Another new discovery is the Sunday market at the old bus depot in Kingston. It was quite a long walk along the edge of the lake to get there from our apartment, but it was well worth the effort. There wasn't much produce, but there were several stalls selling chocolate, as well as handmade textiles, chutneys and jams, spice rubs, coffee, organic strawberries, freshly squeezed orange juice, and bread --- it's ridiculously hard to get whole wheat (e.g., "wholemeal") bread here for some reason, so we bought two loaves. And some pistachio macarons. Yum.

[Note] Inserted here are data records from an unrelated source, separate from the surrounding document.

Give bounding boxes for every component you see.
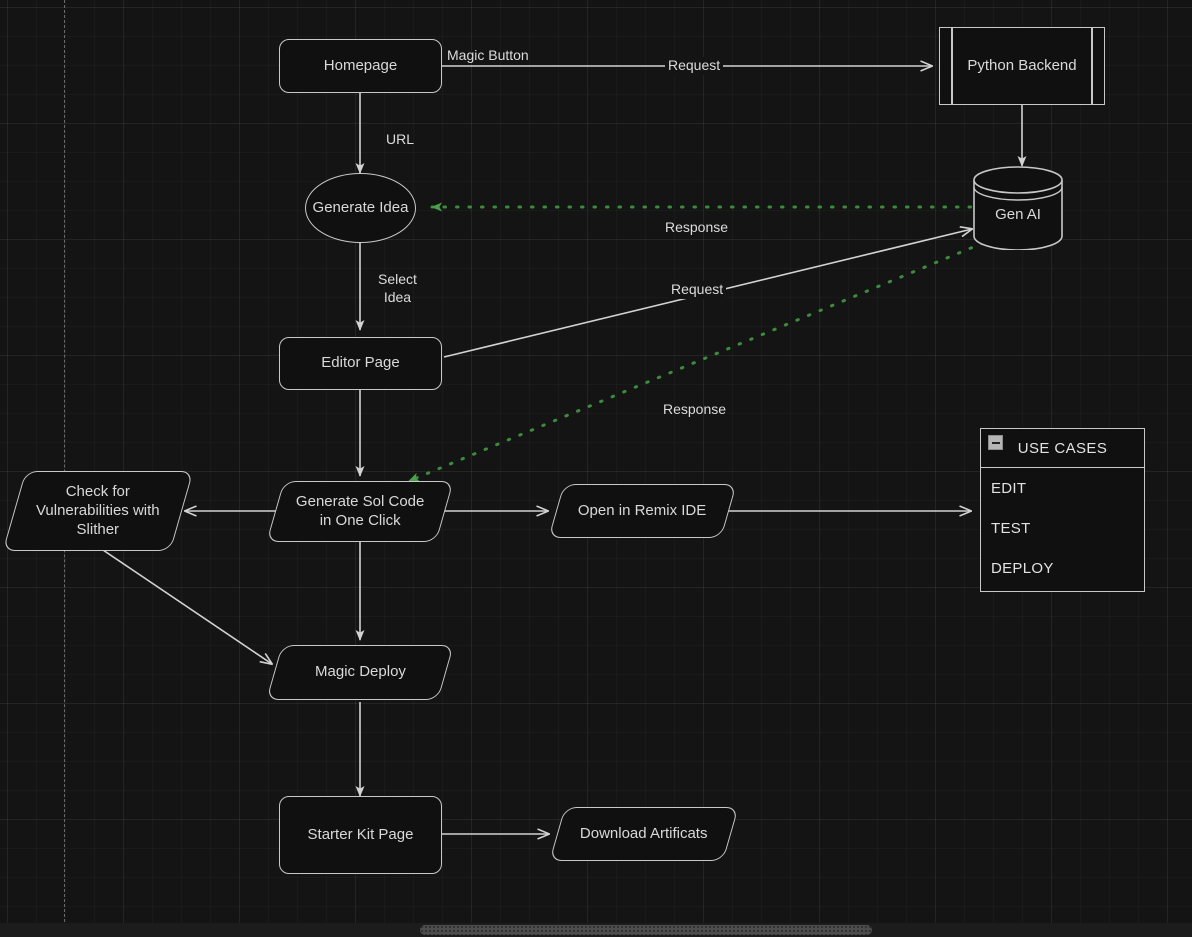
use-case-item-deploy[interactable]: DEPLOY <box>981 548 1144 588</box>
node-gen-ai-label: Gen AI <box>995 205 1041 223</box>
node-open-remix-ide[interactable]: Open in Remix IDE <box>548 484 737 538</box>
edge-label-response-bottom: Response <box>663 401 727 417</box>
edge-label-url: URL <box>386 131 415 147</box>
use-case-item-deploy-label: DEPLOY <box>991 559 1054 577</box>
page-break-guide <box>64 0 65 937</box>
use-case-item-edit-label: EDIT <box>991 479 1027 497</box>
node-generate-sol-code[interactable]: Generate Sol Code in One Click <box>266 481 454 542</box>
edge-label-request-mid: Request <box>668 281 727 299</box>
use-cases-header: USE CASES <box>981 429 1144 468</box>
node-starter-kit-page-label: Starter Kit Page <box>307 825 414 843</box>
horizontal-scrollbar-track[interactable] <box>0 923 1192 937</box>
node-starter-kit-page[interactable]: Starter Kit Page <box>279 796 442 874</box>
node-magic-deploy[interactable]: Magic Deploy <box>266 645 454 700</box>
horizontal-scrollbar-thumb[interactable] <box>420 925 872 935</box>
node-magic-deploy-label: Magic Deploy <box>314 663 406 681</box>
use-cases-title: USE CASES <box>1017 439 1108 457</box>
edge-label-magic-button: Magic Button <box>447 47 529 63</box>
node-editor-page[interactable]: Editor Page <box>279 337 442 390</box>
node-homepage[interactable]: Homepage <box>279 39 442 93</box>
node-generate-idea[interactable]: Generate Idea <box>305 173 416 243</box>
node-gen-ai[interactable]: Gen AI <box>972 166 1064 250</box>
node-open-remix-ide-label: Open in Remix IDE <box>578 501 707 519</box>
edge-label-request-top: Request <box>665 57 724 75</box>
use-case-item-test-label: TEST <box>991 519 1031 537</box>
use-case-item-test[interactable]: TEST <box>981 508 1144 548</box>
minus-icon[interactable] <box>988 435 1003 450</box>
node-download-artificats-label: Download Artificats <box>580 824 708 842</box>
node-check-vulnerabilities-label: Check for Vulnerabilities with Slither <box>36 482 160 538</box>
node-python-backend-label: Python Backend <box>967 56 1077 74</box>
node-editor-page-label: Editor Page <box>321 354 400 372</box>
node-download-artificats[interactable]: Download Artificats <box>549 807 739 861</box>
node-homepage-label: Homepage <box>323 56 398 74</box>
use-cases-list: EDIT TEST DEPLOY <box>981 468 1144 588</box>
use-cases-panel[interactable]: USE CASES EDIT TEST DEPLOY <box>980 428 1145 592</box>
edge-label-response-top: Response <box>665 219 729 235</box>
node-generate-idea-label: Generate Idea <box>312 198 409 216</box>
use-case-item-edit[interactable]: EDIT <box>981 468 1144 508</box>
node-python-backend[interactable]: Python Backend <box>939 27 1105 105</box>
edge-label-select-idea: Select Idea <box>378 271 417 305</box>
flowchart-canvas[interactable]: Homepage Python Backend Generate Idea Ge… <box>0 0 1192 937</box>
node-generate-sol-code-label: Generate Sol Code in One Click <box>295 492 425 529</box>
node-check-vulnerabilities[interactable]: Check for Vulnerabilities with Slither <box>2 471 194 551</box>
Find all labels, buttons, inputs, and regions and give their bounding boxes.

The academic lifestyle here tends to mesh rather nicely with the general Australian outdoorsy anything-goes attitude. Although this often means that I'm stuck sitting outside on the patio at teatime, freezing to death and guarding my biscuits against prowling birds, it also means that everyone takes kindly to the desire to get out of the office and into the bush or down to the beach. So last weekend we celebrated the end of jetlag by taking a hike up Mount Ainslie (more on that here), and this upcoming weekend we're planning to head down to the coast. Kim, our main academic mentor / philosophical pirate, and his wife Mel have very generously allowed us the use of their new bush house for a few days. I hear rumors of lyrebirds in the scrub around those parts, and I can't wait to get away from my computer, stretch my legs, and go looking for them.